Başarı: Henry Ford
Henry Ford, bu yüzyılın en akıllı, en başarılı, en ileri görüşlü insanlarından birisidir.
Bir gün Henry Ford’a sormuşlar: “Çok başarılı bir insansınız. Başarılı hayatınızda neler öğrendiniz?”
Bu soruya Henry Ford şöyle cevap vermiş. “Başarılı hayatım boyunca merdivenleri çıkmayı, basamakları tırmanmayı öğrendim” demiş. “Merdivenin son basamağına ulaşınca kendimi çok aptal ve çaresiz hissettim. Çünkü artık gidecek yer kalmamıştı. Bunu şu anda sizlere söylemem çok abes.
Çünkü sizler de benim gibi en son basamağa çıkmaya çalışıyorsunuz. Ne için çabalamışım ki? Olduğunuz yerde kalın. Boşa zaman harcamayın.
Çünkü burada hiçbir şey yok. Zirveye ulaştığınızda yapacak hiçbir şey yok. Aşağı inemiyorsunuz çünkü bu size düşmek gibi görünüyor. İleriye gidemiyorsunuz çünkü ilerisi yok.
Ben bütün bunları size söylüyorum ama biliyorum ki hiçbiriniz beni dinlemeyeceksiniz. Merdivenin en üst basamağına çıkmak için koşturacaksınız”. Dünyayı yöneten liderlere bakın. Hepsinin en büyük korkusu zirveden düşmektir. Bunun için de zirvede kalmak için akla hayale gelmedik yollara başvururlar.
Ülkeyi yönetiyorken, zirvedeyken, herkes sizi alkışlıyorken, aşağı inip sıradan bir vatandaş olmak kadar egoyu yıkan bir şey olamaz.

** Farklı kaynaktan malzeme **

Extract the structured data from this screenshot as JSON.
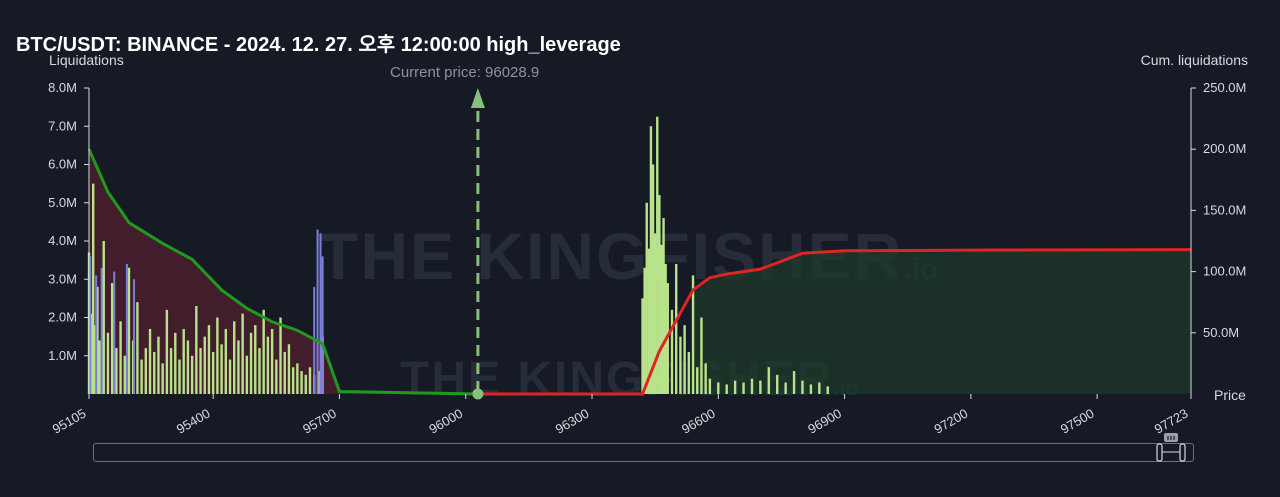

Bir sanatçı zirveden inişe geçtiğinde intihar ediyor. Ya da o boşluğu alkol ve uyuşturucu ile doldurmaya çalışıyor.
29 Mayıs 1953'te Şerpa Tenzing Norday'la birlikte Everest'in zirvesine tırmanan ilk insan olan Sir Edmund Hillary, zirvede birkaç dakika kaldıktan sonra inişe geçti.
Artık onun için çıkılacak başka bir zirve kalmamıştı. Ömrünün geri kalanını bu başarısını öğrencilere anlatarak geçirdi.

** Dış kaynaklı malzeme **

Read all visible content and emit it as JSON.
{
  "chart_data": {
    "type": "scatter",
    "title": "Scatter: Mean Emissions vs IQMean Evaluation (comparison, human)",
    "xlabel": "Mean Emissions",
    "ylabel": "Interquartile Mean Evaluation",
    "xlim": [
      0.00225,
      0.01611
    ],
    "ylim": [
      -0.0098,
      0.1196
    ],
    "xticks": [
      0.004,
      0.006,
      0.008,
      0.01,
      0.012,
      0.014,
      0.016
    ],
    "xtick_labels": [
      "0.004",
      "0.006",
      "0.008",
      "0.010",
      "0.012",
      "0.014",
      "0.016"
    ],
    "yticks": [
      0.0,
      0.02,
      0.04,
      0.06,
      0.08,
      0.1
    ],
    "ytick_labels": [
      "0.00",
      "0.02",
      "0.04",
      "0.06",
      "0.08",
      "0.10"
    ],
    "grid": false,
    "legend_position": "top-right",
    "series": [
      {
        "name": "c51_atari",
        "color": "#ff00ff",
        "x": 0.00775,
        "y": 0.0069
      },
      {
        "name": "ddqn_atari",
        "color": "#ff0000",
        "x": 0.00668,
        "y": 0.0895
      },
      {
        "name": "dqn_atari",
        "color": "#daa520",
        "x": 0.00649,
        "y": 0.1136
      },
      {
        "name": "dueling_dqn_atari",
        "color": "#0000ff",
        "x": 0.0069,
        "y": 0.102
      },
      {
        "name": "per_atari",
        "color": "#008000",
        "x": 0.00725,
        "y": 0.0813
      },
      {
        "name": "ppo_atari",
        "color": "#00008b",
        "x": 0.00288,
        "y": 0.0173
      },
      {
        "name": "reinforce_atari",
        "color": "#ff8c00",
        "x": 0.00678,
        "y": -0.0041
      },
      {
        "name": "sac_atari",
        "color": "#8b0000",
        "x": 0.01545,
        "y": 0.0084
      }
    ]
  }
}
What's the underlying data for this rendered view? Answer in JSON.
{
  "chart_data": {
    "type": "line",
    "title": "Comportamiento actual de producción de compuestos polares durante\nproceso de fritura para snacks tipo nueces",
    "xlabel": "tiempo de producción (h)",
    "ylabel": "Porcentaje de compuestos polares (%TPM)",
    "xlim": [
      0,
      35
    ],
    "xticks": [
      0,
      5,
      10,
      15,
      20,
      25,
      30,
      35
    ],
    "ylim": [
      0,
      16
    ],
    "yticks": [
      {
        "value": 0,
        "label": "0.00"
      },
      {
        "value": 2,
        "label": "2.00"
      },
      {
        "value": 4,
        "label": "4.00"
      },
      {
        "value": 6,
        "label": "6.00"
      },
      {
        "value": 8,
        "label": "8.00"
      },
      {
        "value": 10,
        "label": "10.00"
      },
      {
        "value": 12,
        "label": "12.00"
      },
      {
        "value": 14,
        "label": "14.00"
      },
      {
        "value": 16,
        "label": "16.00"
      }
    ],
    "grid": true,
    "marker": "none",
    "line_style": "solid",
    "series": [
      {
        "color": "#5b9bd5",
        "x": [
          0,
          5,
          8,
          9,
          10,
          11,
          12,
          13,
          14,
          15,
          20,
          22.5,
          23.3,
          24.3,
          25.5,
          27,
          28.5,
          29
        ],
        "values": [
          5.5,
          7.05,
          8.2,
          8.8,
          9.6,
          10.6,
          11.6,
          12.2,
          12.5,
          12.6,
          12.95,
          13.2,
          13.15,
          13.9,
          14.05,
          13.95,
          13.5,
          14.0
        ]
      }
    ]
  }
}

Everest’e tırmanmayı hiç merak etmiyorum. Çünkü hayatıma katacağı bir şey olduğunu düşünmüyorum. Zirveye çıkmak zor ve zahmetlidir, ama oradan inmek bilinçsiz bir insan için ölümdür.

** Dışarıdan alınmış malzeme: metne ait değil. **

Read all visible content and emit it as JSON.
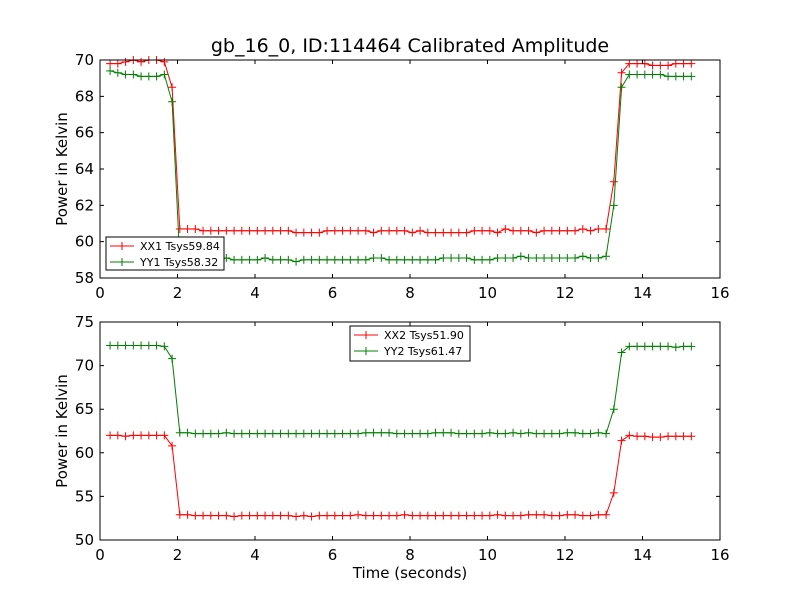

Ego her zaman alkışı, övgüyü, pohpohlanmayı sever.
Ülkemizde siyaset yapan Demirel, Ecevit, Türkeş ve Erbakan Hoca’ya da bu açıdan bakmak lazım… 40-50 yıl siyaset arenasında koşturmanın başka açıklaması olabilir mi?
Hiçbirisi emekli olmayı düşünmedi. Çocuklarıyla, torunlarıyla mutlu bir hayat yaşamayı akıllarından geçirmediler. Hepsi egonun yalanına uyup dava adamı kimliğiyle yıllarını siyasette heba ettiler. Hayatta ki en büyük dava mutlu ve huzurlu yaşayabilmektir. Hepsi iyi insandı, melekti, zekiydi ama egonun kurbanı oldular.